A mansão da Rua Honduras é de propriedade da Universidade Federal de São Paulo (Unifesp), recebida em doação em 2008 e vazio desde então, sem cumprir sua função social. A proposta de transformá-lo em um espaço para locação social, entretanto, esbarrava no zoneamento da região, cuja revisão – que acaba de ser aprovada na Câmara Municipal – manteve a regra de que os imóveis nos bairros dos Jardins só podem ser destinados a um uso estritamente residencial e unifamiliar.

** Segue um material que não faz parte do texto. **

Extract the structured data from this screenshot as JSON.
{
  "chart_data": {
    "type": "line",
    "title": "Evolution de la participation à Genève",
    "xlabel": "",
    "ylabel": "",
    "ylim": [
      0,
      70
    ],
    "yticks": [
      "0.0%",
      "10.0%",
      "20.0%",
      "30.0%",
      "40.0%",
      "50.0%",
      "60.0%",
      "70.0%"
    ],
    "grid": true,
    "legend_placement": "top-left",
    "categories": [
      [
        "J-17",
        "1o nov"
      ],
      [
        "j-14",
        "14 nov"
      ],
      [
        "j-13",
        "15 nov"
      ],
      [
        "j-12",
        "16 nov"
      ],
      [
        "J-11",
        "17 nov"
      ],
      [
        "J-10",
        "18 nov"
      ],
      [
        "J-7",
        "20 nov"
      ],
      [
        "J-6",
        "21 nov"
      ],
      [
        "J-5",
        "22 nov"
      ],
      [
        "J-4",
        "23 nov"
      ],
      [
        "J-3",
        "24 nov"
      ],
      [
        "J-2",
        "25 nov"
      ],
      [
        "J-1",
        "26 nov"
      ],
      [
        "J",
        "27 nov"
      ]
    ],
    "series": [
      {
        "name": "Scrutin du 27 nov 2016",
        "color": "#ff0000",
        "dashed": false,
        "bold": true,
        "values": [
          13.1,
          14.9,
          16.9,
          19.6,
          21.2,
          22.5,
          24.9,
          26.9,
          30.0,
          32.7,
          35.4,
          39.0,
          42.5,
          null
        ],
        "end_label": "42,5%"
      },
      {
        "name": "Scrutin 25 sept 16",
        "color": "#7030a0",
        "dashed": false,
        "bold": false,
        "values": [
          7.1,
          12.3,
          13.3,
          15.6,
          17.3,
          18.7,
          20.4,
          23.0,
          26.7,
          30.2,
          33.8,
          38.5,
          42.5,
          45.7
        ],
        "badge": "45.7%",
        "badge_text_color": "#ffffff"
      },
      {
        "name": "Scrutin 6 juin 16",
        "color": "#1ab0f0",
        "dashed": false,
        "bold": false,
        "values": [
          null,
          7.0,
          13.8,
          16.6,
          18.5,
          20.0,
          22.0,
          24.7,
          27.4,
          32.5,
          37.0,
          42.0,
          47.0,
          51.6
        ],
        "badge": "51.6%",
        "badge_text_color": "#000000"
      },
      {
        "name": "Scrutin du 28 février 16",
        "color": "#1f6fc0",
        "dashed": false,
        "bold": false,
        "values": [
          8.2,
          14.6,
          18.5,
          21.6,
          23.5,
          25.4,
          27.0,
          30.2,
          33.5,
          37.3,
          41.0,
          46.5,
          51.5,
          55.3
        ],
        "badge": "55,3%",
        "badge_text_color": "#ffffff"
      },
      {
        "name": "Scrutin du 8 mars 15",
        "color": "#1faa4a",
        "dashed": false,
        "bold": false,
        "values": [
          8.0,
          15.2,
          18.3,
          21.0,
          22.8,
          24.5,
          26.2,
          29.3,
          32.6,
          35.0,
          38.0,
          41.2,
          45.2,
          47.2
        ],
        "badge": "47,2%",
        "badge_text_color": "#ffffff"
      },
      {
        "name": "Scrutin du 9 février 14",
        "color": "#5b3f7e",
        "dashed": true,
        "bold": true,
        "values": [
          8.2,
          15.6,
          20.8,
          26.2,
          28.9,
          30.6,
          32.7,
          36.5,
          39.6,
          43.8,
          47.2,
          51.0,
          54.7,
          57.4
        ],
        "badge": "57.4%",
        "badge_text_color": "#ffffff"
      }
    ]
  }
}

Restou, alternativamente, a reivindicação pelo movimento de moradia de atendimentos emergenciais aos moradores. No entanto, a portaria 131/2015 da Secretaria de Habitação, aprovada e publicada sem participação popular e sem anuência do Conselho Municipal de Habitação, dificultou ainda mais atendimento aos ocupantes da Rua Honduras.
A Portaria impõe critérios para atendimentos provisórios; uma das condicionalidades é a comprovação de situação de “extrema vulnerabilidade” cuja definição, segundo a portaria, restringe-a a mulheres que sofrem violência doméstica; idosos com mais de 60 anos; portadores de deficiência; e crianças em situação de desabrigo. Outros critérios da portaria incluem o candidato ao atendimento ter sido removido de áreas de impacto de grandes projetos urbanos, ou de áreas ameaçadas de risco geológico-geotécnico, ou, ainda, alvo de desastres socioambientais.

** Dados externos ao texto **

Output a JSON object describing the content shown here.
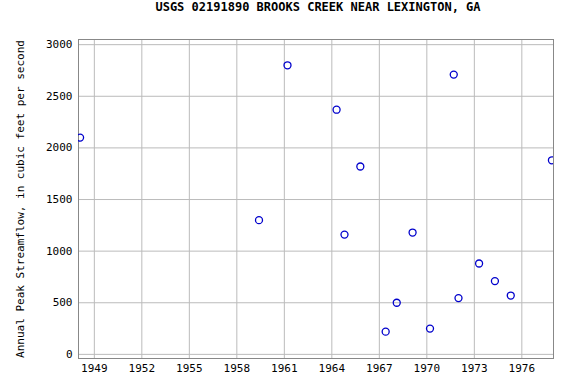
{
  "chart_data": {
    "type": "scatter",
    "title": "USGS 02191890 BROOKS CREEK NEAR LEXINGTON, GA",
    "y_label": "Annual Peak Streamflow, in cubic feet per second",
    "x": [
      1948.1,
      1959.4,
      1961.2,
      1964.3,
      1964.8,
      1965.8,
      1967.4,
      1968.1,
      1969.1,
      1970.2,
      1971.7,
      1972.0,
      1973.3,
      1974.3,
      1975.3,
      1977.9
    ],
    "values": [
      2100,
      1300,
      2800,
      2370,
      1160,
      1820,
      220,
      500,
      1180,
      250,
      2710,
      545,
      880,
      710,
      570,
      1880
    ],
    "color": "#0000cc",
    "marker": "open_circle",
    "xlim": [
      1948,
      1978
    ],
    "xticks": [
      1949,
      1952,
      1955,
      1958,
      1961,
      1964,
      1967,
      1970,
      1973,
      1976
    ],
    "ylim": [
      -40,
      3050
    ],
    "yticks": [
      0,
      500,
      1000,
      1500,
      2000,
      2500,
      3000
    ],
    "grid": true
  }
}
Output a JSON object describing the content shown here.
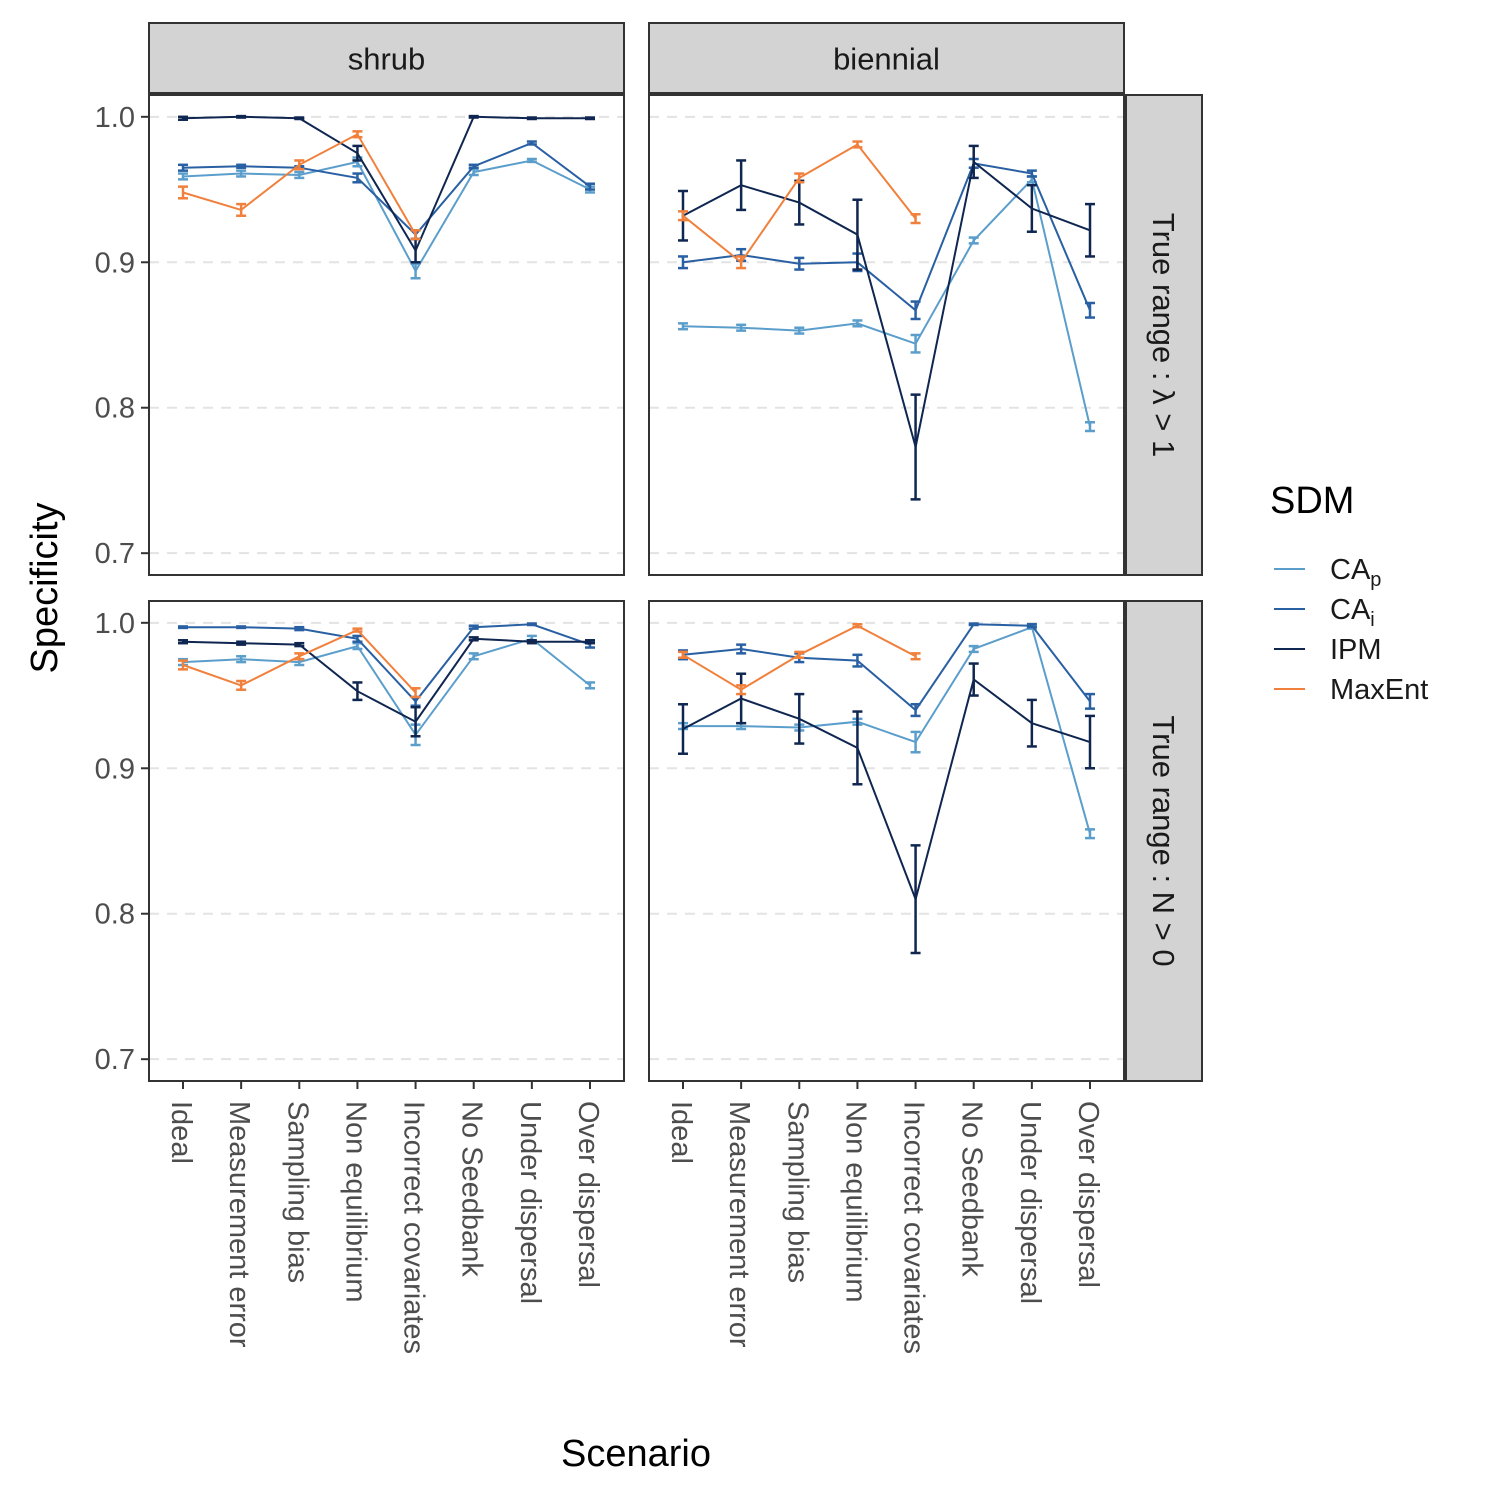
{
  "chart_data": {
    "type": "line",
    "ylabel": "Specificity",
    "xlabel": "Scenario",
    "ylim": [
      0.685,
      1.015
    ],
    "yticks": [
      0.7,
      0.8,
      0.9,
      1.0
    ],
    "ytick_labels": [
      "0.7",
      "0.8",
      "0.9",
      "1.0"
    ],
    "grid": "horizontal dashed",
    "legend_position": "right",
    "legend_title": "SDM",
    "categories": [
      "Ideal",
      "Measurement error",
      "Sampling bias",
      "Non equilibrium",
      "Incorrect covariates",
      "No Seedbank",
      "Under dispersal",
      "Over dispersal"
    ],
    "column_labels": [
      "shrub",
      "biennial"
    ],
    "row_labels": [
      "True range : λ > 1",
      "True range : N > 0"
    ],
    "legend": [
      {
        "key": "cap",
        "label": "CA",
        "sub": "p",
        "color": "#5b9ecb"
      },
      {
        "key": "cai",
        "label": "CA",
        "sub": "i",
        "color": "#2960a3"
      },
      {
        "key": "ipm",
        "label": "IPM",
        "sub": "",
        "color": "#0f2650"
      },
      {
        "key": "maxent",
        "label": "MaxEnt",
        "sub": "",
        "color": "#f0803c"
      }
    ],
    "panels": [
      {
        "column": "shrub",
        "row": "True range : λ > 1",
        "series": [
          {
            "name": "CAp",
            "values": [
              0.959,
              0.961,
              0.96,
              0.969,
              0.894,
              0.962,
              0.97,
              0.95
            ],
            "errors": [
              0.002,
              0.002,
              0.002,
              0.003,
              0.005,
              0.002,
              0.001,
              0.002
            ]
          },
          {
            "name": "CAi",
            "values": [
              0.965,
              0.966,
              0.965,
              0.958,
              0.919,
              0.966,
              0.982,
              0.952
            ],
            "errors": [
              0.002,
              0.001,
              0.001,
              0.003,
              0.003,
              0.001,
              0.001,
              0.002
            ]
          },
          {
            "name": "IPM",
            "values": [
              0.999,
              1.0,
              0.999,
              0.975,
              0.908,
              1.0,
              0.999,
              0.999
            ],
            "errors": [
              0.001,
              0.0005,
              0.0005,
              0.005,
              0.008,
              0.0005,
              0.0005,
              0.0005
            ]
          },
          {
            "name": "MaxEnt",
            "values": [
              0.948,
              0.936,
              0.967,
              0.988,
              0.919,
              null,
              null,
              null
            ],
            "errors": [
              0.004,
              0.004,
              0.003,
              0.002,
              0.003,
              null,
              null,
              null
            ]
          }
        ]
      },
      {
        "column": "biennial",
        "row": "True range : λ > 1",
        "series": [
          {
            "name": "CAp",
            "values": [
              0.856,
              0.855,
              0.853,
              0.858,
              0.844,
              0.915,
              0.957,
              0.787
            ],
            "errors": [
              0.002,
              0.002,
              0.002,
              0.002,
              0.006,
              0.002,
              0.002,
              0.003
            ]
          },
          {
            "name": "CAi",
            "values": [
              0.9,
              0.905,
              0.899,
              0.9,
              0.867,
              0.968,
              0.961,
              0.867
            ],
            "errors": [
              0.004,
              0.004,
              0.004,
              0.006,
              0.006,
              0.003,
              0.002,
              0.005
            ]
          },
          {
            "name": "IPM",
            "values": [
              0.932,
              0.953,
              0.941,
              0.919,
              0.773,
              0.969,
              0.937,
              0.922
            ],
            "errors": [
              0.017,
              0.017,
              0.015,
              0.024,
              0.036,
              0.011,
              0.016,
              0.018
            ]
          },
          {
            "name": "MaxEnt",
            "values": [
              0.932,
              0.9,
              0.958,
              0.981,
              0.93,
              null,
              null,
              null
            ],
            "errors": [
              0.003,
              0.004,
              0.003,
              0.002,
              0.003,
              null,
              null,
              null
            ]
          }
        ]
      },
      {
        "column": "shrub",
        "row": "True range : N > 0",
        "series": [
          {
            "name": "CAp",
            "values": [
              0.973,
              0.975,
              0.973,
              0.984,
              0.923,
              0.977,
              0.989,
              0.957
            ],
            "errors": [
              0.002,
              0.002,
              0.002,
              0.002,
              0.007,
              0.002,
              0.002,
              0.002
            ]
          },
          {
            "name": "CAi",
            "values": [
              0.997,
              0.997,
              0.996,
              0.989,
              0.946,
              0.997,
              0.999,
              0.985
            ],
            "errors": [
              0.0005,
              0.0005,
              0.001,
              0.002,
              0.003,
              0.001,
              0.0005,
              0.002
            ]
          },
          {
            "name": "IPM",
            "values": [
              0.987,
              0.986,
              0.985,
              0.953,
              0.932,
              0.989,
              0.987,
              0.987
            ],
            "errors": [
              0.001,
              0.001,
              0.001,
              0.006,
              0.01,
              0.001,
              0.001,
              0.001
            ]
          },
          {
            "name": "MaxEnt",
            "values": [
              0.971,
              0.957,
              0.977,
              0.995,
              0.952,
              null,
              null,
              null
            ],
            "errors": [
              0.003,
              0.003,
              0.002,
              0.001,
              0.003,
              null,
              null,
              null
            ]
          }
        ]
      },
      {
        "column": "biennial",
        "row": "True range : N > 0",
        "series": [
          {
            "name": "CAp",
            "values": [
              0.929,
              0.929,
              0.928,
              0.932,
              0.918,
              0.982,
              0.997,
              0.855
            ],
            "errors": [
              0.002,
              0.002,
              0.002,
              0.002,
              0.007,
              0.002,
              0.001,
              0.003
            ]
          },
          {
            "name": "CAi",
            "values": [
              0.978,
              0.982,
              0.976,
              0.974,
              0.94,
              0.999,
              0.998,
              0.946
            ],
            "errors": [
              0.003,
              0.003,
              0.003,
              0.004,
              0.004,
              0.0005,
              0.001,
              0.005
            ]
          },
          {
            "name": "IPM",
            "values": [
              0.927,
              0.948,
              0.934,
              0.914,
              0.81,
              0.961,
              0.931,
              0.918
            ],
            "errors": [
              0.017,
              0.017,
              0.017,
              0.025,
              0.037,
              0.011,
              0.016,
              0.018
            ]
          },
          {
            "name": "MaxEnt",
            "values": [
              0.978,
              0.954,
              0.978,
              0.998,
              0.977,
              null,
              null,
              null
            ],
            "errors": [
              0.002,
              0.003,
              0.002,
              0.001,
              0.002,
              null,
              null,
              null
            ]
          }
        ]
      }
    ]
  }
}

Os ocupantes da Rua Honduras, 175, não se enquadram nessas categorias – estão há anos vivendo de ocupação em ocupação – e ficaram, especialmente após a publicação da Portaria, numa espécie de limbo no atendimento habitacional.
A Unifesp, por sua vez, após a ocupação, entrou com um pedido de reintegração de posse do imóvel, deferido pelo juiz da 22º Vara Cível e cumprido em 24 de março de 2016. Com a saída forçada, os moradores foram acolhidos em outra ocupação da FLM, a ocupação do Lord Hotel, na região central da cidade.